In Dr. Stephen Covey’s book, The 7 Habits of Highly Effective People, one of the seven habits is to seek first to understand, then to be understood.

According to Covey, seeking first to understand means listening genuinely and giving your undivided attention by being present in the moment. By doing so, the other person will be more compelled to reciprocate and open-minded to your influence. Consequentially, creating an atmosphere of positive problem solving and making you a more effective communicator.

The habit became popular when the book was first published in 1989, but even today, tech companies embrace the idea in their core values.

Mastering the art of listening seems simple enough, right?
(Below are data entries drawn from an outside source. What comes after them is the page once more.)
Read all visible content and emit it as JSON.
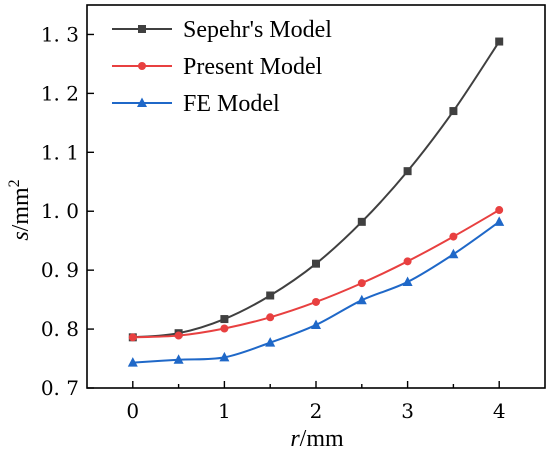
{
  "chart_data": {
    "type": "line",
    "xlabel_italic": "r",
    "xlabel_unit": "/mm",
    "ylabel_italic": "s",
    "ylabel_unit": "/mm",
    "ylabel_sup": "2",
    "xlim": [
      -0.5,
      4.5
    ],
    "ylim": [
      0.7,
      1.35
    ],
    "xticks": [
      0,
      1,
      2,
      3,
      4
    ],
    "xtick_labels": [
      "0",
      "1",
      "2",
      "3",
      "4"
    ],
    "yticks": [
      0.7,
      0.8,
      0.9,
      1.0,
      1.1,
      1.2,
      1.3
    ],
    "ytick_labels": [
      "0. 7",
      "0. 8",
      "0. 9",
      "1. 0",
      "1. 1",
      "1. 2",
      "1. 3"
    ],
    "legend_position": "top-left",
    "grid": false,
    "series": [
      {
        "name": "Sepehr's Model",
        "color": "#404040",
        "marker": "square",
        "x": [
          0,
          0.5,
          1,
          1.5,
          2,
          2.5,
          3,
          3.5,
          4
        ],
        "y": [
          0.786,
          0.793,
          0.817,
          0.857,
          0.911,
          0.982,
          1.068,
          1.17,
          1.288
        ]
      },
      {
        "name": "Present Model",
        "color": "#e84040",
        "marker": "circle",
        "x": [
          0,
          0.5,
          1,
          1.5,
          2,
          2.5,
          3,
          3.5,
          4
        ],
        "y": [
          0.786,
          0.789,
          0.801,
          0.82,
          0.846,
          0.878,
          0.915,
          0.957,
          1.002
        ]
      },
      {
        "name": "FE Model",
        "color": "#1f68c8",
        "marker": "triangle",
        "x": [
          0,
          0.5,
          1,
          1.5,
          2,
          2.5,
          3,
          3.5,
          4
        ],
        "y": [
          0.743,
          0.748,
          0.752,
          0.777,
          0.807,
          0.849,
          0.88,
          0.927,
          0.982
        ]
      }
    ]
  }
}
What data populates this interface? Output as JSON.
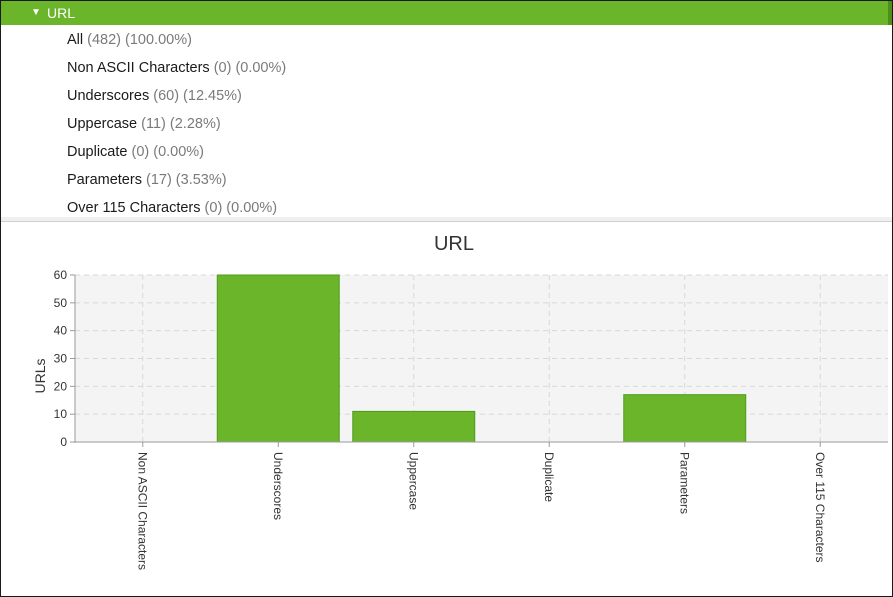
{
  "tree": {
    "header_label": "URL",
    "expand_icon": "triangle-down-icon",
    "items": [
      {
        "label": "All",
        "count": "(482) (100.00%)"
      },
      {
        "label": "Non ASCII Characters",
        "count": "(0) (0.00%)"
      },
      {
        "label": "Underscores",
        "count": "(60) (12.45%)"
      },
      {
        "label": "Uppercase",
        "count": "(11) (2.28%)"
      },
      {
        "label": "Duplicate",
        "count": "(0) (0.00%)"
      },
      {
        "label": "Parameters",
        "count": "(17) (3.53%)"
      },
      {
        "label": "Over 115 Characters",
        "count": "(0) (0.00%)"
      }
    ]
  },
  "colors": {
    "accent": "#6bb52b",
    "bar": "#6bb52b",
    "bar_border": "#4f9a1c",
    "plot_bg": "#f4f4f4",
    "grid": "#d8d8d8"
  },
  "chart_data": {
    "type": "bar",
    "title": "URL",
    "xlabel": "",
    "ylabel": "URLs",
    "categories": [
      "Non ASCII Characters",
      "Underscores",
      "Uppercase",
      "Duplicate",
      "Parameters",
      "Over 115 Characters"
    ],
    "values": [
      0,
      60,
      11,
      0,
      17,
      0
    ],
    "ylim": [
      0,
      60
    ],
    "yticks": [
      0,
      10,
      20,
      30,
      40,
      50,
      60
    ],
    "grid": true,
    "legend": "none"
  }
}
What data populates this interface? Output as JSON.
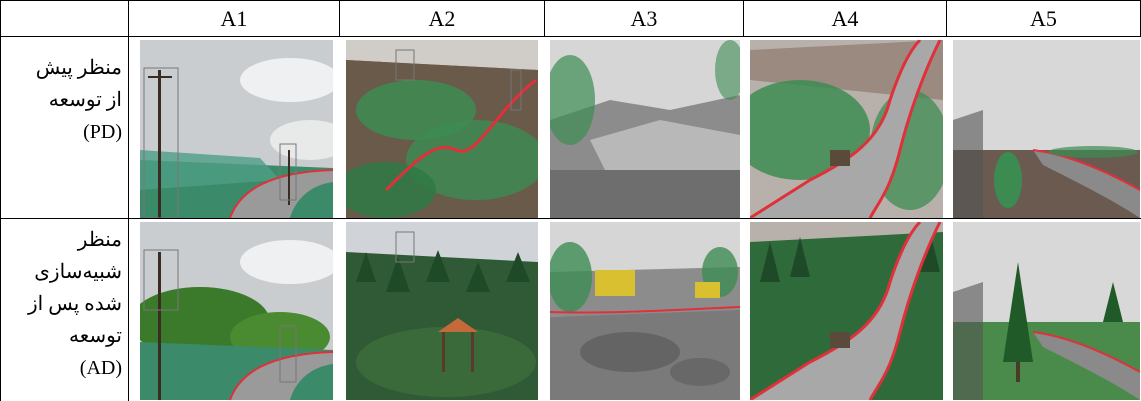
{
  "table": {
    "columns": [
      "A1",
      "A2",
      "A3",
      "A4",
      "A5"
    ],
    "rows": [
      {
        "label_lines": [
          "منظر پیش",
          "از توسعه",
          "(PD)"
        ]
      },
      {
        "label_lines": [
          "منظر",
          "شبیه‌سازی",
          "شده پس از",
          "توسعه",
          "(AD)"
        ]
      }
    ]
  },
  "colors": {
    "road_edge": "#e0303a",
    "vegetation": "#3c8c52",
    "sky": "#dcdcdc"
  }
}
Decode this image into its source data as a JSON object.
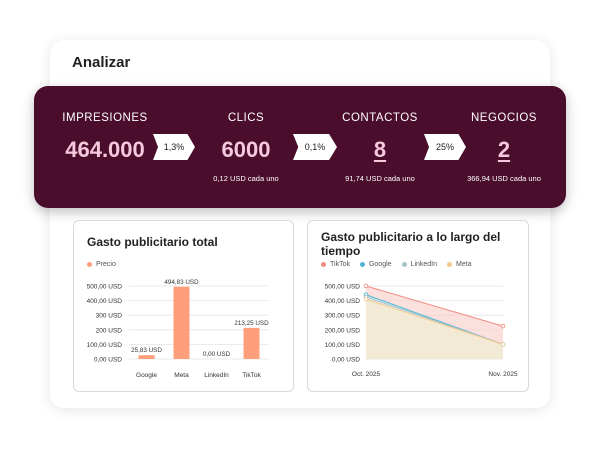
{
  "header": {
    "title": "Analizar"
  },
  "funnel": {
    "stages": [
      {
        "label": "IMPRESIONES",
        "value": "464.000",
        "sub": ""
      },
      {
        "label": "CLICS",
        "value": "6000",
        "sub": "0,12 USD cada uno"
      },
      {
        "label": "CONTACTOS",
        "value": "8",
        "sub": "91,74 USD cada uno"
      },
      {
        "label": "NEGOCIOS",
        "value": "2",
        "sub": "366,94 USD cada uno"
      }
    ],
    "rates": [
      "1,3%",
      "0,1%",
      "25%"
    ]
  },
  "bar_panel": {
    "title": "Gasto publicitario total"
  },
  "line_panel": {
    "title_line1": "Gasto publicitario a lo largo del",
    "title_line2": "tiempo"
  },
  "colors": {
    "brand": "#4a0d2b",
    "accent_value": "#f6c9dc",
    "bar": "#ff9e7a"
  },
  "chart_data": [
    {
      "type": "bar",
      "title": "Gasto publicitario total",
      "legend": [
        "Precio"
      ],
      "legend_placement": "top-left",
      "categories": [
        "Google",
        "Meta",
        "LinkedIn",
        "TikTok"
      ],
      "values": [
        25.83,
        494.83,
        0.0,
        213.25
      ],
      "value_labels": [
        "25,83 USD",
        "494,83 USD",
        "0,00 USD",
        "213,25 USD"
      ],
      "yticks": [
        "0,00 USD",
        "100,00 USD",
        "200 USD",
        "300 USD",
        "400,00 USD",
        "500,00 USD"
      ],
      "ytick_values": [
        0,
        100,
        200,
        300,
        400,
        500
      ],
      "ylim": [
        0,
        500
      ],
      "color": "#ff9e7a"
    },
    {
      "type": "area",
      "title": "Gasto publicitario a lo largo del tiempo",
      "legend_placement": "top-left",
      "x": [
        "Oct. 2025",
        "Nov. 2025"
      ],
      "series": [
        {
          "name": "TikTok",
          "values": [
            500,
            225
          ],
          "color": "#f28b82",
          "fill": "#fbd3cf"
        },
        {
          "name": "Google",
          "values": [
            440,
            100
          ],
          "color": "#4fb5d6",
          "fill": "#d6eef5"
        },
        {
          "name": "LinkedIn",
          "values": [
            425,
            100
          ],
          "color": "#a7c3c9",
          "fill": "#e3ecee"
        },
        {
          "name": "Meta",
          "values": [
            410,
            100
          ],
          "color": "#f3c98f",
          "fill": "#fbeacb"
        }
      ],
      "yticks": [
        "0,00 USD",
        "100,00 USD",
        "200,00 USD",
        "300,00 USD",
        "400,00 USD",
        "500,00 USD"
      ],
      "ytick_values": [
        0,
        100,
        200,
        300,
        400,
        500
      ],
      "ylim": [
        0,
        500
      ]
    }
  ]
}
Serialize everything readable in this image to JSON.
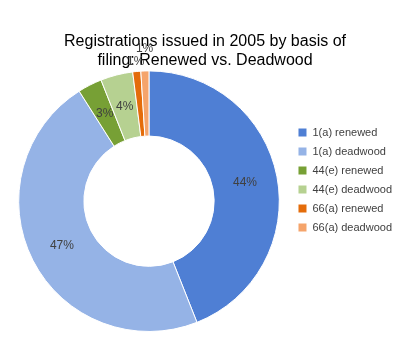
{
  "chart_data": {
    "type": "doughnut",
    "title": "Registrations issued in 2005 by basis of filing: Renewed vs. Deadwood",
    "categories": [
      "1(a) renewed",
      "1(a) deadwood",
      "44(e) renewed",
      "44(e) deadwood",
      "66(a) renewed",
      "66(a) deadwood"
    ],
    "values": [
      44,
      47,
      3,
      4,
      1,
      1
    ],
    "value_labels": [
      "44%",
      "47%",
      "3%",
      "4%",
      "1%",
      "1%"
    ],
    "colors": [
      "#4f7fd4",
      "#95b3e6",
      "#77a035",
      "#b6d191",
      "#e46c0a",
      "#f5a46b"
    ],
    "data_labels": true,
    "legend": "right"
  }
}
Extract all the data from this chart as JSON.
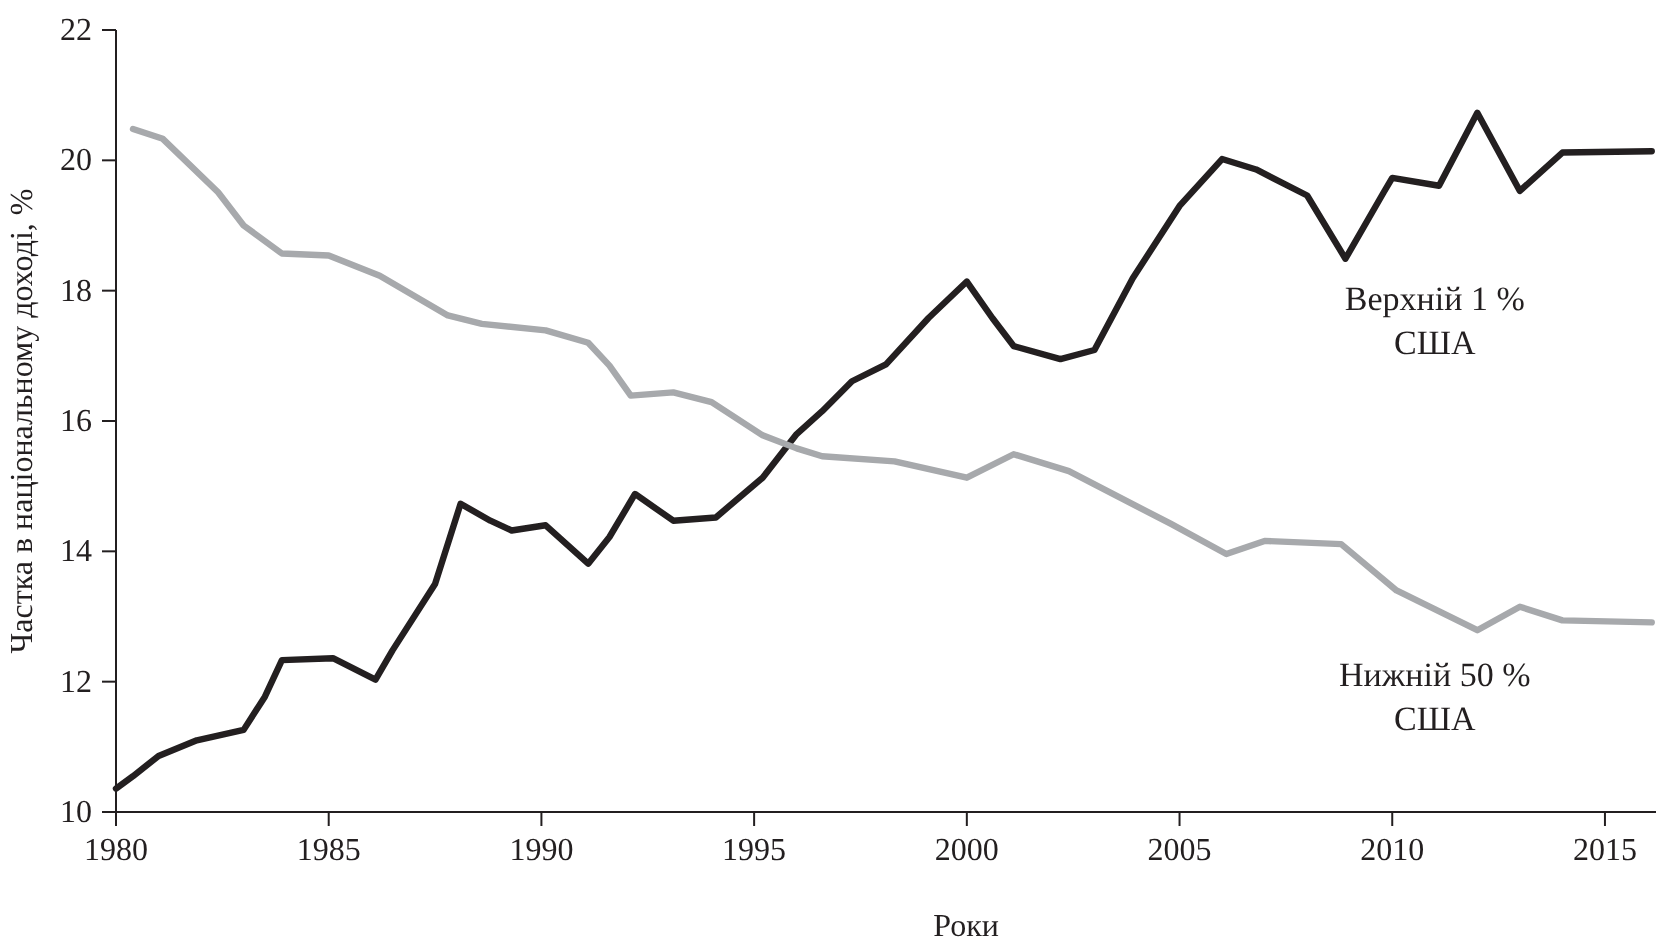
{
  "chart_data": {
    "type": "line",
    "xlabel": "Роки",
    "ylabel": "Частка в національному доході, %",
    "xlim": [
      1980,
      2016.2
    ],
    "xticks": [
      1980,
      1985,
      1990,
      1995,
      2000,
      2005,
      2010,
      2015
    ],
    "ylim": [
      10,
      22
    ],
    "yticks": [
      10,
      12,
      14,
      16,
      18,
      20,
      22
    ],
    "grid": false,
    "marker": "none",
    "line_style": "solid",
    "series": [
      {
        "name": "Верхній 1 % США",
        "color": "#231f20",
        "x": [
          1980,
          1980.4,
          1981,
          1981.9,
          1983,
          1983.5,
          1983.9,
          1985.1,
          1986.1,
          1986.5,
          1987.5,
          1988.1,
          1988.8,
          1989.3,
          1990.1,
          1991.1,
          1991.6,
          1992.2,
          1993.1,
          1994.1,
          1995.2,
          1996,
          1996.6,
          1997.3,
          1998.1,
          1999.1,
          2000,
          2000.6,
          2001.1,
          2002.2,
          2003,
          2003.9,
          2005,
          2006,
          2006.8,
          2008,
          2008.9,
          2009.8,
          2010,
          2011.1,
          2012,
          2013,
          2014,
          2016.1
        ],
        "values": [
          10.36,
          10.55,
          10.86,
          11.1,
          11.26,
          11.77,
          12.33,
          12.36,
          12.03,
          12.48,
          13.5,
          14.73,
          14.47,
          14.32,
          14.4,
          13.81,
          14.22,
          14.88,
          14.47,
          14.52,
          15.13,
          15.8,
          16.15,
          16.61,
          16.87,
          17.58,
          18.14,
          17.58,
          17.15,
          16.95,
          17.09,
          18.19,
          19.3,
          20.02,
          19.86,
          19.46,
          18.49,
          19.51,
          19.73,
          19.61,
          20.73,
          19.53,
          20.12,
          20.14
        ]
      },
      {
        "name": "Нижній 50 % США",
        "color": "#a7a9ac",
        "x": [
          1980.4,
          1981.1,
          1982.4,
          1983,
          1983.9,
          1985,
          1986.2,
          1987.8,
          1988.6,
          1990.1,
          1991.1,
          1991.6,
          1992.1,
          1993.1,
          1994,
          1995.2,
          1996,
          1996.6,
          1998.3,
          2000,
          2001.1,
          2002.4,
          2004.8,
          2006.1,
          2007,
          2008.8,
          2010.1,
          2012,
          2013,
          2014,
          2016.1
        ],
        "values": [
          20.48,
          20.33,
          19.51,
          19,
          18.57,
          18.54,
          18.23,
          17.62,
          17.49,
          17.39,
          17.2,
          16.85,
          16.39,
          16.44,
          16.29,
          15.78,
          15.58,
          15.46,
          15.38,
          15.13,
          15.49,
          15.23,
          14.42,
          13.96,
          14.16,
          14.11,
          13.4,
          12.79,
          13.15,
          12.94,
          12.91
        ]
      }
    ]
  }
}
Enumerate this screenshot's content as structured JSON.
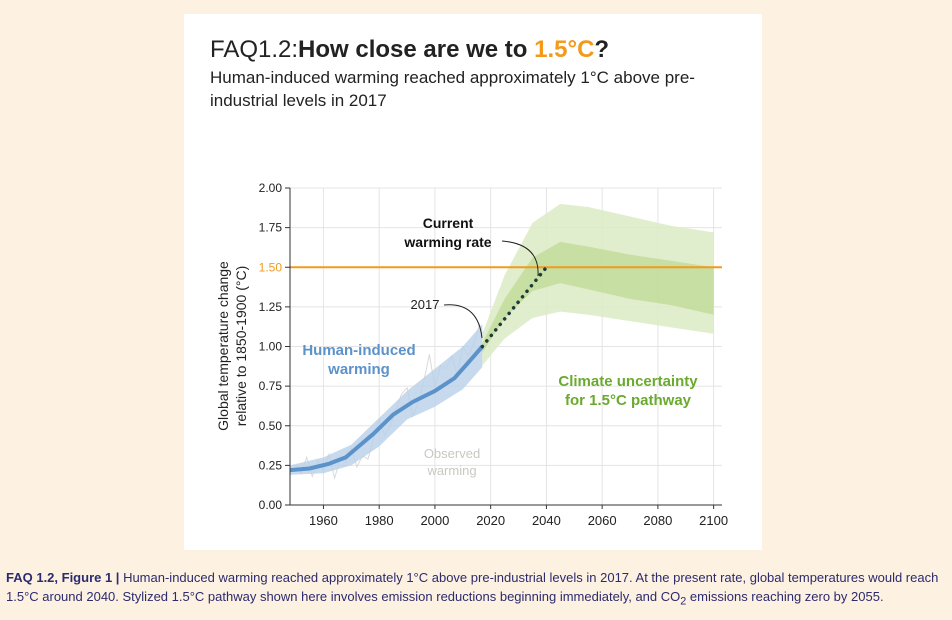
{
  "header": {
    "prefix": "FAQ1.2:",
    "question_start": "How close are we to ",
    "question_highlight": "1.5°C",
    "question_end": "?",
    "subtitle": "Human-induced warming reached approximately 1°C above pre-industrial levels in 2017"
  },
  "caption": {
    "label": "FAQ 1.2, Figure 1 |",
    "text_before_sub": " Human-induced warming reached approximately 1°C above pre-industrial levels in 2017. At the present rate, global temperatures would reach 1.5°C around 2040. Stylized 1.5°C pathway shown here involves emission reductions beginning immediately, and CO",
    "sub": "2",
    "text_after_sub": " emissions reaching zero by 2055."
  },
  "colors": {
    "blue": "#5b92c9",
    "blue_band": "#b9cfe8",
    "green_light": "#dcebc4",
    "green_dark": "#c2dc9b",
    "orange": "#f39a1a",
    "green_text": "#6aaa2e",
    "dots": "#1d3b3b",
    "grid": "#e4e4e4",
    "observed": "#d9d9d9"
  },
  "chart_data": {
    "type": "line",
    "ylabel_line1": "Global temperature change",
    "ylabel_line2": "relative to 1850-1900 (°C)",
    "xlim": [
      1948,
      2103
    ],
    "ylim": [
      0,
      2.0
    ],
    "x_ticks": [
      1960,
      1980,
      2000,
      2020,
      2040,
      2060,
      2080,
      2100
    ],
    "y_ticks": [
      "0.00",
      "0.25",
      "0.50",
      "0.75",
      "1.00",
      "1.25",
      "1.50",
      "1.75",
      "2.00"
    ],
    "target_level": 1.5,
    "target_label": "1.50",
    "human_induced": {
      "label_line1": "Human-induced",
      "label_line2": "warming",
      "points": [
        [
          1948,
          0.22
        ],
        [
          1955,
          0.23
        ],
        [
          1962,
          0.26
        ],
        [
          1968,
          0.3
        ],
        [
          1972,
          0.36
        ],
        [
          1978,
          0.45
        ],
        [
          1985,
          0.57
        ],
        [
          1992,
          0.65
        ],
        [
          2000,
          0.72
        ],
        [
          2007,
          0.8
        ],
        [
          2012,
          0.9
        ],
        [
          2017,
          1.0
        ]
      ],
      "band_upper": [
        [
          1948,
          0.25
        ],
        [
          1960,
          0.3
        ],
        [
          1970,
          0.38
        ],
        [
          1980,
          0.55
        ],
        [
          1990,
          0.72
        ],
        [
          2000,
          0.86
        ],
        [
          2010,
          1.0
        ],
        [
          2017,
          1.14
        ]
      ],
      "band_lower": [
        [
          1948,
          0.19
        ],
        [
          1960,
          0.2
        ],
        [
          1970,
          0.25
        ],
        [
          1980,
          0.37
        ],
        [
          1990,
          0.54
        ],
        [
          2000,
          0.62
        ],
        [
          2010,
          0.73
        ],
        [
          2017,
          0.87
        ]
      ]
    },
    "projection": {
      "points": [
        [
          2017,
          1.0
        ],
        [
          2040,
          1.5
        ]
      ],
      "label_line1": "Current",
      "label_line2": "warming rate"
    },
    "annotation_2017": "2017",
    "observed": {
      "label_line1": "Observed",
      "label_line2": "warming",
      "points": [
        [
          1950,
          0.25
        ],
        [
          1952,
          0.2
        ],
        [
          1954,
          0.3
        ],
        [
          1956,
          0.18
        ],
        [
          1958,
          0.28
        ],
        [
          1960,
          0.22
        ],
        [
          1962,
          0.32
        ],
        [
          1964,
          0.17
        ],
        [
          1966,
          0.29
        ],
        [
          1968,
          0.27
        ],
        [
          1970,
          0.36
        ],
        [
          1972,
          0.24
        ],
        [
          1974,
          0.31
        ],
        [
          1976,
          0.29
        ],
        [
          1978,
          0.42
        ],
        [
          1980,
          0.54
        ],
        [
          1982,
          0.44
        ],
        [
          1984,
          0.5
        ],
        [
          1986,
          0.6
        ],
        [
          1988,
          0.7
        ],
        [
          1990,
          0.74
        ],
        [
          1992,
          0.56
        ],
        [
          1994,
          0.64
        ],
        [
          1996,
          0.78
        ],
        [
          1998,
          0.95
        ],
        [
          2000,
          0.74
        ],
        [
          2002,
          0.88
        ],
        [
          2004,
          0.86
        ],
        [
          2006,
          0.94
        ],
        [
          2008,
          0.82
        ],
        [
          2010,
          1.0
        ],
        [
          2012,
          0.94
        ],
        [
          2014,
          1.02
        ],
        [
          2016,
          1.14
        ],
        [
          2017,
          1.08
        ]
      ]
    },
    "uncertainty": {
      "label_line1": "Climate uncertainty",
      "label_line2": "for 1.5°C pathway",
      "outer_upper": [
        [
          2017,
          1.08
        ],
        [
          2025,
          1.45
        ],
        [
          2035,
          1.78
        ],
        [
          2045,
          1.9
        ],
        [
          2055,
          1.88
        ],
        [
          2070,
          1.82
        ],
        [
          2085,
          1.76
        ],
        [
          2100,
          1.72
        ]
      ],
      "outer_lower": [
        [
          2017,
          0.88
        ],
        [
          2025,
          1.05
        ],
        [
          2035,
          1.18
        ],
        [
          2045,
          1.22
        ],
        [
          2055,
          1.2
        ],
        [
          2070,
          1.16
        ],
        [
          2085,
          1.12
        ],
        [
          2100,
          1.08
        ]
      ],
      "inner_upper": [
        [
          2017,
          1.02
        ],
        [
          2025,
          1.3
        ],
        [
          2035,
          1.56
        ],
        [
          2045,
          1.66
        ],
        [
          2055,
          1.63
        ],
        [
          2070,
          1.58
        ],
        [
          2085,
          1.54
        ],
        [
          2100,
          1.5
        ]
      ],
      "inner_lower": [
        [
          2017,
          0.96
        ],
        [
          2025,
          1.18
        ],
        [
          2035,
          1.35
        ],
        [
          2045,
          1.4
        ],
        [
          2055,
          1.36
        ],
        [
          2070,
          1.3
        ],
        [
          2085,
          1.26
        ],
        [
          2100,
          1.2
        ]
      ]
    }
  }
}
Maybe.

In bringing awareness to your listening skills, you may notice patterns that aren’t reflective of genuine listening.

Think about this scenario for a moment.

Has someone ever spoken to you and while they were speaking, you were already thinking about what you were going to say next?

If you said yes, you’re not alone.

“Most people do not listen with the intent to understand; they listen with the intent to reply.” – Stephen Covey

Now what? You acknowledge that your listening skills could use some work.

Acknowledging there is room to improve is a step towards becoming a better listener.

If you’re ready to practice listening, here are a few ways you can get started in your next conversation:


  • Turn off anything (tv, music, phone, etc.) that is distracting.
  • Let go of your agenda.
  • Maintain eye contact.
  • Let the other person speak without interruption.
  • Ask questions.
  • Follow up on the answers you get.
  • Try to understand their intentions, feelings, wants, and needs.
  • Pay attention to the way you respond.


  • Be critical.
  • Be judgemental.
  • Be defensive.
  • Engage in put downs or superiority.
  • Give advice until you fully understand or it has been asked for.
  • Focus on anything other than what the other person is saying.

How would you like your communication to be different? If you want to have better conversations, become a better listener. Pay attention to your listening habits and be mindful of where you can be more effective. I don’t pretend to be good at it, I just never stop practicing.